AbstractMany scholars contend that the “Glorious” Revolution of 1688 restrained governmental abuses in Britain by preventing the Crown from engaging in irresponsible behavior. However, the question of whether it imposed similar restraints on Parliament has received limited scrutiny. This oversight applies in particular to the religious sphere and outside of England. Rather than create the general conditions for liberty, we contend that the institutional legacy of the Revolution of 1688 was biased toward those in the winning coalition and that its positive effect on liberty is overstated. Analyzing the institutional legacy of the Glorious Revolution on religion in Scotland, we use narrative evidence and systematic evaluation of legislation to show that, rather than establishing the conditions for religious liberty in Britain, the revolution transferred power from one denomination to the other.
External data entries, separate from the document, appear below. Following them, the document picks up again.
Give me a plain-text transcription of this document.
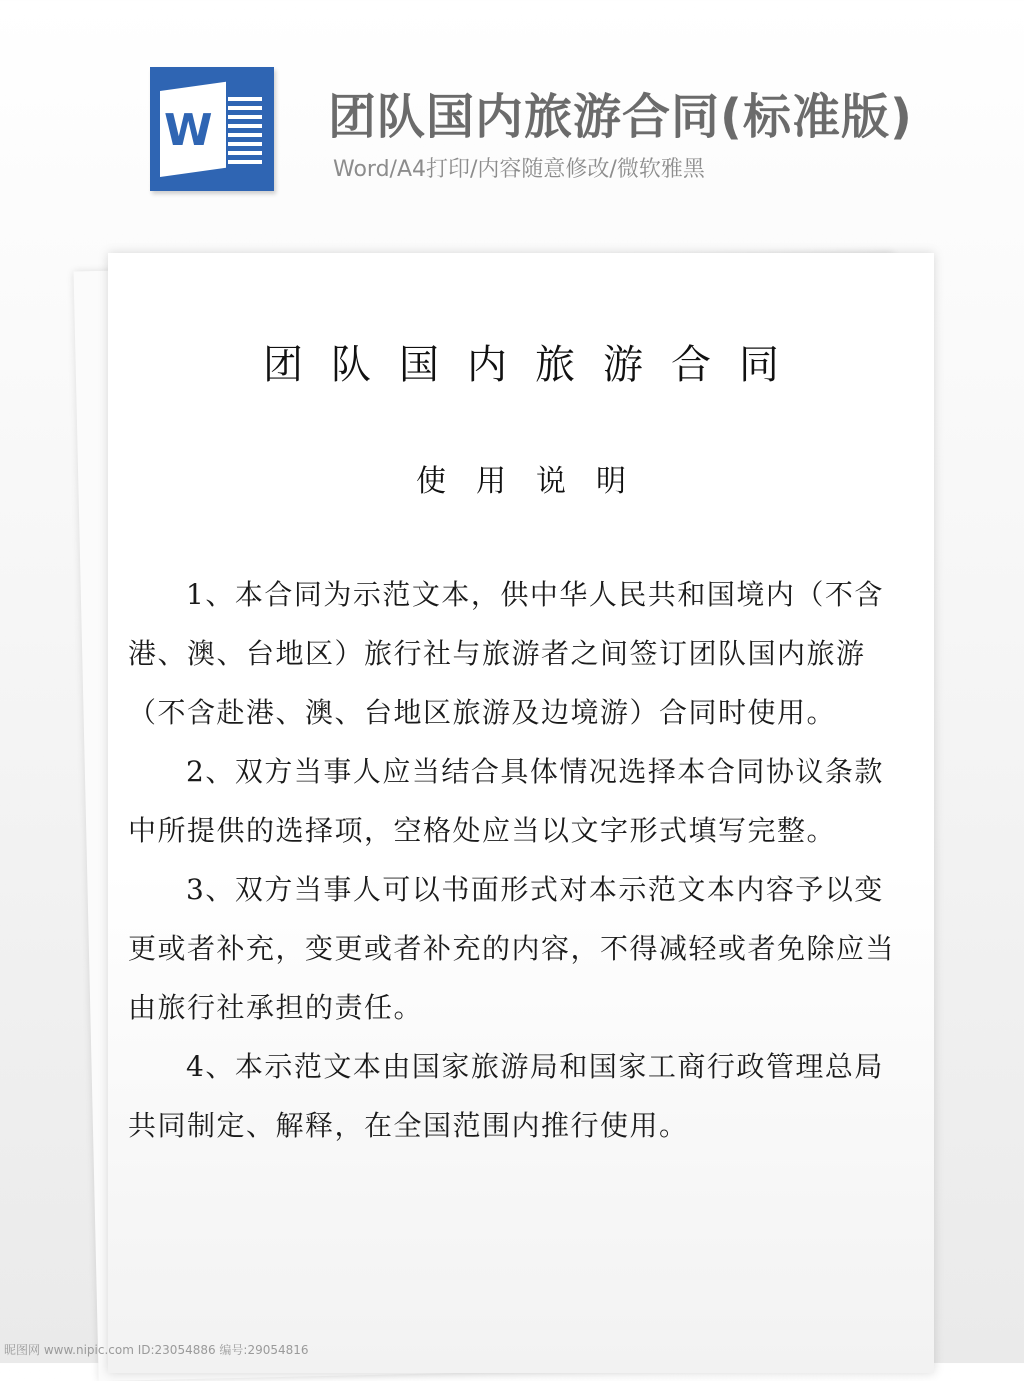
W 团队国内旅游合同(标准版)
Word/A4打印/内容随意修改/微软雅黑
团队国内旅游合同
使用说明

1、本合同为示范文本，供中华人民共和国境内（不含港、澳、台地区）旅行社与旅游者之间签订团队国内旅游（不含赴港、澳、台地区旅游及边境游）合同时使用。

2、双方当事人应当结合具体情况选择本合同协议条款中所提供的选择项，空格处应当以文字形式填写完整。

3、双方当事人可以书面形式对本示范文本内容予以变更或者补充，变更或者补充的内容，不得减轻或者免除应当由旅行社承担的责任。

4、本示范文本由国家旅游局和国家工商行政管理总局共同制定、解释，在全国范围内推行使用。

昵图网 www.nipic.com ID:23054886 编号:29054816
The arbitrary religious repression symptomatic of the prerevolutionary Crown persisted because the religious liberties enshrined in the Revolution depended largely on whether a group was a member of its winning coalition. Whereas the Crown and the Episcopalians suppressed the Presbyterians prior to 1688, afterward an alliance between the Scottish Presbyterians and the English Parliament reinstated Presbyterianism as the established Scottish Church. This reversal allowed the Presbyterians to suppress the Episcopalians. Religious tolerance and attendant civil rights expanded only with secularization in the nineteenth century when the political representation of other denominations and religions increased and factionalism undercut Presbyterian monopoly.